Pressure mounted on Europe to reveal the viability of its crisis-hit banks after a meeting of G8 finance ministers in southern Italy over the weekend ended in disarray over the thorny issue.
Britain and the US have already carried out “stress tests” to gauge the capital requirements of their banks — a painful exercise seen as boosting confidence in a sector at the epicenter of the global economic crisis.
But Berlin has resisted calls for tests on its banks saying they could undermine fragile economic confidence. London, meanwhile, warned its European partners that their failure to clean up banks could hold back Britain’s recovery.
The contentious issue was not even mentioned in a statement at the end of the G8 meeting despite it dominating on the sidelines of the talks.
“The uncomfortable truth for Europe is that, however flawed it might have been, the US stress test exercise has so far proved effective in bolstering confidence and helping banks to raise capital,” said Marco Annunziata, chief economist at Italian banking giant Unicredit.
“Eurozone policymakers appeared somewhat divided against criticism that Europe has not yet undertaken a coordinated and transparent stress testing of its major financial institutions,” he added.
Annunziata said the tests, which last month showed that 10 big US banks need US$74.6 billion in extra capital, were “the most important recent effort to restore confidence in the financial system.”
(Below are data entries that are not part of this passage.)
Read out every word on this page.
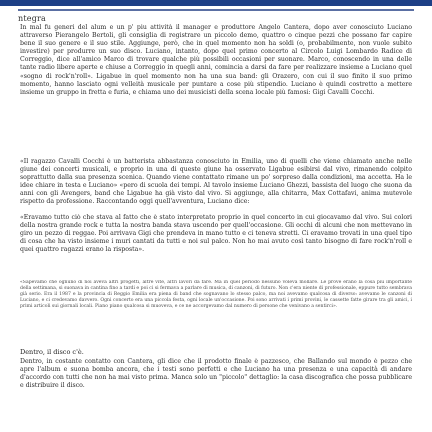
ntegra

In mal fu generi del alum e un p' piu attività il manager e produttore Angelo Cantera, dopo aver conosciuto Luciano attraverso Pierangelo Bertoli, gli consiglia di registrare un piccolo demo, quattro o cinque pezzi che possano far capire bene il suo genere e il suo stile. Aggiunge, però, che in quel momento non ha soldi (o, probabilmente, non vuole subito investire) per produrre un suo disco. Luciano, intanto, dopo quel primo concerto al Circolo Luigi Lombardo Radice di Correggio, dice all'amico Marco di trovare qualche più possibili occasioni per suonare. Marco, conoscendo in una delle tante radio libere aperte e chiuse a Correggio in quegli anni, comincia a darsi da fare per realizzare insieme a Luciano quel «sogno di rock'n'roll». Ligabue in quel momento non ha una sua band: gli Orazero, con cui il suo finito il suo primo momento, hanno lasciato ogni velleità musicale per puntare a cose più stipendio. Luciano è quindi costretto a mettere insieme un gruppo in fretta e furia, e chiama uno dei musicisti della scena locale più famosi: Gigi Cavalli Cocchi.

«Il ragazzo Cavalli Cocchi è un batterista abbastanza conosciuto in Emilia, uno di quelli che viene chiamato anche nelle giune dei concerti musicali, e proprio in una di queste giune ha osservato Ligabue esibirsi dal vivo, rimanendo colpito soprattutto dalla sua presenza scenica. Quando viene contattato rimane un po' sorpreso dalla condizioni, ma accetta. Ha le idee chiare in testa e Luciano» «pero di scuola dei tempi. Al tavolo insieme Luciano Ghezzi, bassista del luogo che suona da anni con gli Avengers, band che Ligabue ha già visto dal vivo. Si aggiunge, alla chitarra, Max Cottafavi, anima mutevole rispetto da professione. Raccontando oggi quell'avventura, Luciano dice:

«Eravamo tutto ciò che stava al fatto che è stato interpretato proprio in quel concerto in cui giocavamo dal vivo. Sui colori della nostra grande rock e tutta la nostra banda stava uscendo per quell'occasione. Gli occhi di alcuni che non mettevano in giro un pezzo di reggae. Poi arrivava Gigi che prendeva in mano tutto e ci teneva stretti. Ci eravamo trovati in una quel tipo di cosa che ha visto insieme i muri cantati da tutti e noi sul palco. Non ho mai avuto così tanto bisogno di fare rock'n'roll e quei quattro ragazzi erano la risposta».

«Sapevamo che ognuno di noi aveva altri progetti, altre vite, altri lavori da fare. Ma in quel periodo nessuno voleva mollare. Le prove erano la cosa più importante della settimana, si suonava in cantina fino a tardi e poi ci si fermava a parlare di musica, di canzoni, di futuro. Non c'era niente di professionale, eppure tutto sembrava già serio. Era il 1987 e la provincia di Reggio Emilia era piena di band che sognavano lo stesso palco, ma noi avevamo qualcosa di diverso: avevamo le canzoni di Luciano, e ci credevamo davvero. Ogni concerto era una piccola festa, ogni locale un'occasione. Poi sono arrivati i primi provini, le cassette fatte girare tra gli amici, i primi articoli sui giornali locali. Piano piano qualcosa si muoveva, e ce ne accorgevamo dal numero di persone che venivano a sentirci».

Dentro, il disco c'è.

Dentro, in costante contatto con Cantera, gli dice che il prodotto finale è pazzesco, che Ballando sul mondo è pezzo che apre l'album e suona bomba ancora, che i testi sono perfetti e che Luciano ha una presenza e una capacità di andare d'accordo con tutti che non ha mai visto prima. Manca solo un "piccolo" dettaglio: la casa discografica che possa pubblicare e distribuire il disco.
Asked about the tests, G8 meeting host and Italian Finance Minister Giulio Tremonti said they should be coordinated at the European level and added: “In Europe we haven’t begun speaking about stress tests.”
“Each one of us is following its own schedule,” French Finance Minister Christine Lagarde said. “We’re not looking at the example of this or that country.”
“We’re not hiding anything under the carpet,” she added.
Canadian Minister of Finance James Flaherty took a more conciliatory tone after the meeting, saying he was “much less frustrated now” after he said Europe had agreed to report on the results of bank stress tests on a systematic basis.
“The difference of opinion now is whether one reports with respect to the results of specific institutions and name the institutions or whether one reports about one’s system,” Flaherty told reporters.
Speaking earlier this month, however, German Finance Minister Peer Steinbrueck voiced skepticism on the tests.
“We are for a stress test of the whole system not with a view of the specific capital situation of banks,” Steinbrueck said, adding that publication of the results as Washington has done could prove “counterproductive” by jolting investors.
“There is a clear difference between the banks in Europe and in the United States,” he said.
EU finance ministers have agreed to subject their biggest banks to tests in the coming months to check for nasty surprises lurking on their balance sheets. The aim is not to identify which banks need more capital and how much, but rather to spot the risks that may threaten the broader financial sector.
The IMF has urged Europe to carry out these tests as part of a “resolute and coordinated clean up of the banking system” which it said was “essential” for restoring confidence in the financial sector.
“Europe can hardly afford a piecemeal approach which perpetuates uncertainty, leaves private investors sidelined, and allows government involvement in the sector to weigh on overall efficiency,” the IMF said.